Defined contribution (DC) plan provisions
Distribution and loan relief to “qualified individuals” means either:
- Participants (or their spouses or dependents) who have been diagnosed with a coronavirus disease (SARS-CoV-2 or COVID-19)
- Participants who have experienced adverse financial consequences due to the virus resulting from:
- Being quarantined, furloughed, or laid off
- Having their work hours reduced
- Being unable to work due to lack of childcare
- Closing or reducing hours of a business they owned or operated
Required minimum distributions (RMDs) for 2020 are waived for profit sharing, money purchase, 401(k), 403(b), and governmental 457(b) plans. This applies to all RMDs due during 2020, including 2019 initial RMDs due by April 1, 2020.
- 2020 eligible rollover treatment. If any portion of a distribution made during 2020 would have been treated as a RMD absent this temporary waiver, it is eligible for rollover. However, the 20% federal income tax withholding can be ignored and the distribution is exempt from the Internal Revenue Code (IRC) Section 402(f) notice requirements (rollover rights explanation).
Single-employer defined benefit (DB) plan provisions
All single-employer funding obligations due during calendar year 2020 can be delayed until January 1, 2021. Accrued interest must be added to the delayed payment(s). There is no distinction as to which plan year the DB plan contributions are due.
A plan sponsor may elect to use the single-employer DB plan’s funded status for the 2019 plan year to determine whether benefit restrictions must be administered.

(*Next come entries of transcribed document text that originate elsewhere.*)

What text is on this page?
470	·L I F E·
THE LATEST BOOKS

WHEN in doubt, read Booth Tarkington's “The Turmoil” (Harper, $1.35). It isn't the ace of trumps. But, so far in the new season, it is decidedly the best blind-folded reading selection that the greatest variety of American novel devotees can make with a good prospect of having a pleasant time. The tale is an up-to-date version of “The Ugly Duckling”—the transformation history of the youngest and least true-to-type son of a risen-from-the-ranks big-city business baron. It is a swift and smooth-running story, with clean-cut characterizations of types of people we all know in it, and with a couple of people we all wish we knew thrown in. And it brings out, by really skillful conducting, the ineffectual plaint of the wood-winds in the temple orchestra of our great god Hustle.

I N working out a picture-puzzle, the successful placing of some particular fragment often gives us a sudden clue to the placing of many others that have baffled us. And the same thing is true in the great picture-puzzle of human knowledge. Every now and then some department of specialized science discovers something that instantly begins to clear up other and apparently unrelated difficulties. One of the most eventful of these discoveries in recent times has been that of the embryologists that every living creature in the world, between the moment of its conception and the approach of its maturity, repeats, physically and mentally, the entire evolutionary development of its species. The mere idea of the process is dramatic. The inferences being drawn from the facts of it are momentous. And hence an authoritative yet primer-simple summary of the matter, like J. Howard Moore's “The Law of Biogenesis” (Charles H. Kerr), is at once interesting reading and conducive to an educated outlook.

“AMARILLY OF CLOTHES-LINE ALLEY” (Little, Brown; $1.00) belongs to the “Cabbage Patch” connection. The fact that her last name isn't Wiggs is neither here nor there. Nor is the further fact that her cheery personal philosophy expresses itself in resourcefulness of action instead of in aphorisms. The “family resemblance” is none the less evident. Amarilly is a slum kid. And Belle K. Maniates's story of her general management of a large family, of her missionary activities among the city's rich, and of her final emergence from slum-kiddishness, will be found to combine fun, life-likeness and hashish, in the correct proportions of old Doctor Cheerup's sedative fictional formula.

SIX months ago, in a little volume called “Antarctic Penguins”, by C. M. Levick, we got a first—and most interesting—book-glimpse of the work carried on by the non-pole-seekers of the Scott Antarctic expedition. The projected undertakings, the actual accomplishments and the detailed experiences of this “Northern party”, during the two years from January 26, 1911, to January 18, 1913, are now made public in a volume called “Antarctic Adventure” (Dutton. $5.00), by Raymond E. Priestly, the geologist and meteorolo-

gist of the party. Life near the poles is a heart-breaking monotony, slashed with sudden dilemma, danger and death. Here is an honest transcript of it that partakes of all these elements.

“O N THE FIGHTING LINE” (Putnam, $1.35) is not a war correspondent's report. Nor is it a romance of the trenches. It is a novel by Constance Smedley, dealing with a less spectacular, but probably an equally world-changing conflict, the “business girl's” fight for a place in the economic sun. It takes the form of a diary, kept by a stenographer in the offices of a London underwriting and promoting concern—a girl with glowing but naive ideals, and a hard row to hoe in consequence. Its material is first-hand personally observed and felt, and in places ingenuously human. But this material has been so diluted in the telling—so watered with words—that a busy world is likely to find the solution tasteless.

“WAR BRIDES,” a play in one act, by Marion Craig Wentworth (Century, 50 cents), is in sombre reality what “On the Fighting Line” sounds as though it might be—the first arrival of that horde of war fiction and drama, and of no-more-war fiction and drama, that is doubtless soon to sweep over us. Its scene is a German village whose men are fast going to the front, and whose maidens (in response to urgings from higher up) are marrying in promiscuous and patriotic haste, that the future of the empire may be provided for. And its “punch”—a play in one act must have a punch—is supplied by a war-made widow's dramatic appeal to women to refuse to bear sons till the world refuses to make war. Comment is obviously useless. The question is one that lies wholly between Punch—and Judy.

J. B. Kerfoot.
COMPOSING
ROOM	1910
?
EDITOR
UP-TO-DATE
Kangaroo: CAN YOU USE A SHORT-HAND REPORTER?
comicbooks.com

Benefit restrictions prevent the plan sponsor from paying “accelerated forms of distribution” such as lump sums.
The CARES Act is silent on RMDs for defined benefit pension plans.
Plan compliance/federal forms and notice distributions
Plan amendments deadline for adopting any of the relief provided under the CARES Act would be no earlier than the last day of the first plan year beginning on or after January 1, 2022 (January 1, 2024, for governmental plans).
The U.S. Department of Labor (DOL) will have additional authority to postpone certain deadlines that apply to ERISA-covered plans for a public emergency declared by the U.S. Department of Health and Human Services (HHS), which would include the current public emergency for COVID-19. We believe this will apply to ERISA compliance deadlines, such as Form 5500, annual funding notice, quarterly (or other periodic) participant statements, and others. This is not an exhaustive list. We note that it is unclear whether the postponement authority for DOL extends to Treasury or the Internal Revenue Service (IRS) for compliance deadlines under IRS authority.